Cuda version conundrum

Hello,

Transformers relies on Pytorch, Tensorflow or Flax. I typically use the first.

In any case, the latest versions of Pytorch and Tensorflow are, at the time of this writing, compatible with Cuda 11.8.

Lucky me, for Cuda 11.8 is supposed to be the first version to support the RTX 4090 cards.

Well, not fully, apparently:

MapSMtoCores for SM 8.9 is undefined.  Default to use 128 Cores/SM
MapSMtoCores for SM 8.9 is undefined.  Default to use 128 Cores/SM
MapSMtoArchName for SM 8.9 is undefined.  Default to use Hopper
GPU Device 0: "Hopper" with compute capability 8.9

I believe the 4090 to be an Ada Lovelace, not a Hopper.
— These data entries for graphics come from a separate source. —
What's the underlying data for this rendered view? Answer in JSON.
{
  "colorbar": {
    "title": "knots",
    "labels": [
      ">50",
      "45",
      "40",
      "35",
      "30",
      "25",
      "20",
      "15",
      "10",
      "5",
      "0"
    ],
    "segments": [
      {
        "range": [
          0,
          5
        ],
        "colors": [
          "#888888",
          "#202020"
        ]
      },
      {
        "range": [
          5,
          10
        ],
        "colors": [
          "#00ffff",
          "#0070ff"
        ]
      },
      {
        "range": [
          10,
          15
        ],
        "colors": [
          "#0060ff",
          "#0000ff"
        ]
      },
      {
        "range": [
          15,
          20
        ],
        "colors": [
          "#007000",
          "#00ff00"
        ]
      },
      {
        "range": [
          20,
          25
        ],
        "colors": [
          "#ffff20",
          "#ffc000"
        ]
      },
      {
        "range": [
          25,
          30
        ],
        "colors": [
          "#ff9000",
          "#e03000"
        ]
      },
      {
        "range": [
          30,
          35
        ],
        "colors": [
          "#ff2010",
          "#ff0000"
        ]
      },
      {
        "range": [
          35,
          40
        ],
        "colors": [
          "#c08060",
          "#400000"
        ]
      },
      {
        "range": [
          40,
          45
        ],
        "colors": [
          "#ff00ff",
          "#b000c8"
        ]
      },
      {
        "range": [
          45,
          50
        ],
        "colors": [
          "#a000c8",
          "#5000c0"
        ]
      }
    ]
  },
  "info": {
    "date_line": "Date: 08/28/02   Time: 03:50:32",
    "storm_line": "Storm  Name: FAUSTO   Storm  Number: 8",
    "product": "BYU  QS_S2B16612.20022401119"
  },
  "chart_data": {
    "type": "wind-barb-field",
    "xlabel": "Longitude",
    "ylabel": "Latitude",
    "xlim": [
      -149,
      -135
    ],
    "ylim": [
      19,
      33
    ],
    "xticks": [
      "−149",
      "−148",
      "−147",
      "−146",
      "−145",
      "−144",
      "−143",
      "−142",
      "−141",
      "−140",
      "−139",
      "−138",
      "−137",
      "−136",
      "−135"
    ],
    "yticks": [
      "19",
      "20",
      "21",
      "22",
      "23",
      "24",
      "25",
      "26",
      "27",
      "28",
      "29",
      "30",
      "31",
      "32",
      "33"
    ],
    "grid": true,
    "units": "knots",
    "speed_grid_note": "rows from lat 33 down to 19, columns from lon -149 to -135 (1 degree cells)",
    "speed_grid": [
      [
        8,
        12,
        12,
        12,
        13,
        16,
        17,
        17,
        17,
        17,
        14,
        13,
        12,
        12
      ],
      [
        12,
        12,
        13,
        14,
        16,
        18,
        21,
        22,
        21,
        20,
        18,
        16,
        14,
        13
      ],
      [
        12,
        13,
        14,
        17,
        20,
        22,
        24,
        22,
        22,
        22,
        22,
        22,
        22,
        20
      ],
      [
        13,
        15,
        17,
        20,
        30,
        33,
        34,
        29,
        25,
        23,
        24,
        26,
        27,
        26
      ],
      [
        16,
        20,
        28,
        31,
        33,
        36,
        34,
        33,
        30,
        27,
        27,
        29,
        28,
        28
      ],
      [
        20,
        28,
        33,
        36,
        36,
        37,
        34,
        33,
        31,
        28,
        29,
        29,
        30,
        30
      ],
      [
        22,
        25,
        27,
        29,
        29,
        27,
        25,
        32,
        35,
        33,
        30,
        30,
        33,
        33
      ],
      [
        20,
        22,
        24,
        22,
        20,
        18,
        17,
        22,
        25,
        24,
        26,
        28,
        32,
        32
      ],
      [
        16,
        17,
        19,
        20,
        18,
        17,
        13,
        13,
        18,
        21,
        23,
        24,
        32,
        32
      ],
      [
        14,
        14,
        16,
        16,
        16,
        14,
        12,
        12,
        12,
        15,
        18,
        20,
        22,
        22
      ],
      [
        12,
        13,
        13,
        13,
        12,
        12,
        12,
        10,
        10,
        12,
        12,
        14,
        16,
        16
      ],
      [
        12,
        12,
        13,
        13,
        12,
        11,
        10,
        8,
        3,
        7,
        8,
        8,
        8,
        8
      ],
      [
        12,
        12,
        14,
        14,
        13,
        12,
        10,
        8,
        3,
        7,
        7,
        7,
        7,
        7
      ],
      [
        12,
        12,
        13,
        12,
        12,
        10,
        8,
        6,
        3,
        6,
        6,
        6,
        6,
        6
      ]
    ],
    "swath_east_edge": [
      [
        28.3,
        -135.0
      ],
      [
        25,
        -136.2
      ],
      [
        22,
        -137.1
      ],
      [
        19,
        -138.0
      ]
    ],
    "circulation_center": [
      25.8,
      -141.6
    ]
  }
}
Will the fact that the card is not correctly identified by Cuda have any effect in resource utilisation and/or performance?

Is there anything we could do about that?

Does anyone know if Torch works with a more recent Cuda? Or can the MapSMtoCores and MapSMtoArchName variables be somehow hard-coded? Or is this completely irrelevant?

Best,

Ed

For Pytorch, the nightly version is compatible with Cuda 12.1, which fully supports the card and simplifies things considerably.